Makassar, Lintas5terkini.com – Ketimpangan dalam sistem pendidikan Sulawesi Selatan kembali disorot. Ketua LSM PERAK Indonesia, Adiarsa MJ, SE, SH, MH, bersama Kepala SMA Al Muttaqien, Muhammad Rais Samad, menyoroti kondisi sekolah swasta yang dinilai kurang mendapat perhatian pemerintah. Diskusi yang digelar di sebuah warkop di Jl. Galangan Kapal Raya itu menyampaikan berbagai evaluasi mendalam terhadap kebijakan pendidikan di Sulsel.
Sekolah Swasta di Ambang Kepunahan
Muhammad Rais Samad, Kepala SMA Al Muttaqien yang juga pemerhati pendidikan, mengungkapkan bahwa sekolah swasta yang tidak memiliki pendanaan besar mengalami kesulitan besar.
“Sekolah swasta di luar yang punya funding besar sangat memprihatinkan dan jauh dari perhatian pemerintah, baik dari bantuan stimulan maupun saat PPDB,” ungkap Rais, Kamis (2/1/25).
Ia menuding kebijakan Dinas Pendidikan (Disdik) di tingkat provinsi dan kota semakin memperburuk situasi dengan cenderung mengabaikan sekolah swasta.
“Tiap PPDB, waktu penerimaan diperpanjang, kelas ditambah. Sekolah kami dapat apa? Kalau ini terus terjadi, kesenjangan antara sekolah negeri dan swasta akan semakin lebar, dan banyak sekolah swasta terancam tutup,” ujarnya dengan nada prihatin.
Kebijakan yang Tidak Fair
Adiarsa MJ, Ketua LSM PERAK, menyebut kebijakan pendidikan di Sulsel kian merugikan sekolah swasta.
“Proses PPDB tidak berjalan fair. Disdik sering kali melanggar juknis dan menambah kuota SMA dengan alasan pemenuhan kebutuhan,” tegas Adiarsa.
Ia juga mengungkap fakta mencengangkan bahwa pada tahun 2024 terdapat 1.600 siswa SMP yang tidak terdaftar di dapodik. Hal ini, menurutnya, terjadi karena sekolah negeri menerima siswa secara asal-asalan tanpa kontrol.
“Ini semua karena dalih bahwa semua anak harus sekolah.
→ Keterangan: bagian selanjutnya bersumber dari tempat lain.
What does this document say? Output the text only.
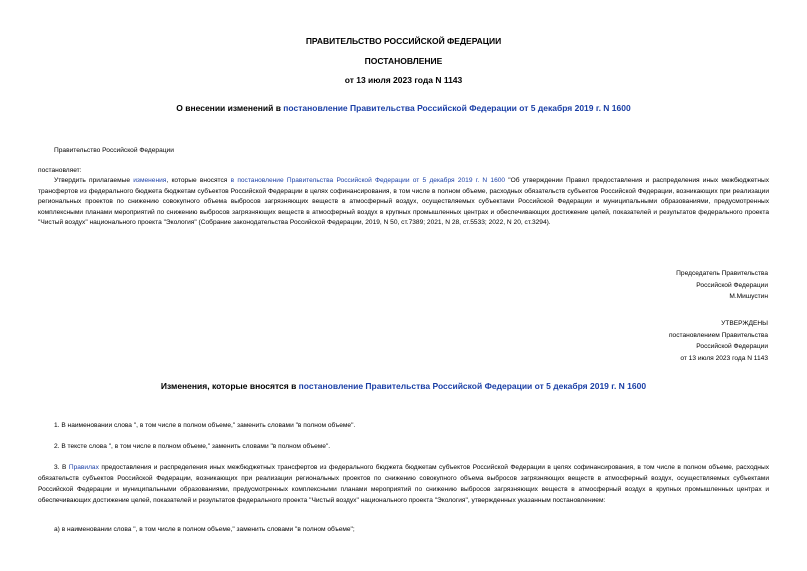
ПРАВИТЕЛЬСТВО РОССИЙСКОЙ ФЕДЕРАЦИИ
ПОСТАНОВЛЕНИЕ
от 13 июля 2023 года N 1143
О внесении изменений в постановление Правительства Российской Федерации от 5 декабря 2019 г. N 1600
Правительство Российской Федерации
постановляет:
Утвердить прилагаемые изменения, которые вносятся в постановление Правительства Российской Федерации от 5 декабря 2019 г. N 1600 "Об утверждении Правил предоставления и распределения иных межбюджетных трансфертов из федерального бюджета бюджетам субъектов Российской Федерации в целях софинансирования, в том числе в полном объеме, расходных обязательств субъектов Российской Федерации, возникающих при реализации региональных проектов по снижению совокупного объема выбросов загрязняющих веществ в атмосферный воздух, осуществляемых субъектами Российской Федерации и муниципальными образованиями, предусмотренных комплексными планами мероприятий по снижению выбросов загрязняющих веществ в атмосферный воздух в крупных промышленных центрах и обеспечивающих достижение целей, показателей и результатов федерального проекта "Чистый воздух" национального проекта "Экология" (Собрание законодательства Российской Федерации, 2019, N 50, ст.7389; 2021, N 28, ст.5533; 2022, N 20, ст.3294).
Председатель Правительства
Российской Федерации
М.Мишустин
УТВЕРЖДЕНЫ
постановлением Правительства
Российской Федерации
от 13 июля 2023 года N 1143
Изменения, которые вносятся в постановление Правительства Российской Федерации от 5 декабря 2019 г. N 1600
1. В наименовании слова ", в том числе в полном объеме," заменить словами "в полном объеме".
2. В тексте слова ", в том числе в полном объеме," заменить словами "в полном объеме".
3. В Правилах предоставления и распределения иных межбюджетных трансфертов из федерального бюджета бюджетам субъектов Российской Федерации в целях софинансирования, в том числе в полном объеме, расходных обязательств субъектов Российской Федерации, возникающих при реализации региональных проектов по снижению совокупного объема выбросов загрязняющих веществ в атмосферный воздух, осуществляемых субъектами Российской Федерации и муниципальными образованиями, предусмотренных комплексными планами мероприятий по снижению выбросов загрязняющих веществ в атмосферный воздух в крупных промышленных центрах и обеспечивающих достижение целей, показателей и результатов федерального проекта "Чистый воздух" национального проекта "Экология", утвержденных указанным постановлением:
а) в наименовании слова ", в том числе в полном объеме," заменить словами "в полном объеме";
Tapi yang terjadi justru merusak sistem pendidikan kita,” katanya.
Desakan Evaluasi
Baik Rais maupun Adiarsa mendesak Gubernur Sulsel dan Wali Kota Makassar untuk segera turun tangan memperbaiki kebijakan yang dianggap tidak adil bagi sekolah swasta.
“Jika pemerintah meragukan kualitas sekolah swasta, beri mereka bantuan stimulan dan perhatian. Bukan justru membebani dengan kebijakan yang tidak memberikan keadilan,” ujar Adiarsa.
Ia juga menyoroti persoalan tenaga pengajar, terutama dampak pengangkatan guru PPPK yang meninggalkan sekolah swasta dalam kekurangan SDM.
“Pengangkatan guru PPPK yang mengajar di sekolah swasta hanya menambah masalah baru. Ini jelas berdampak buruk pada sekolah swasta,” pungkasnya.
Keduanya menilai bahwa sistem PPDB tahun 2024 menjadi salah satu yang terburuk dalam sejarah pendidikan Sulsel. Mereka mendesak adanya evaluasi total demi keberlangsungan pendidikan yang adil dan berkualitas bagi semua pihak, termasuk sekolah swasta.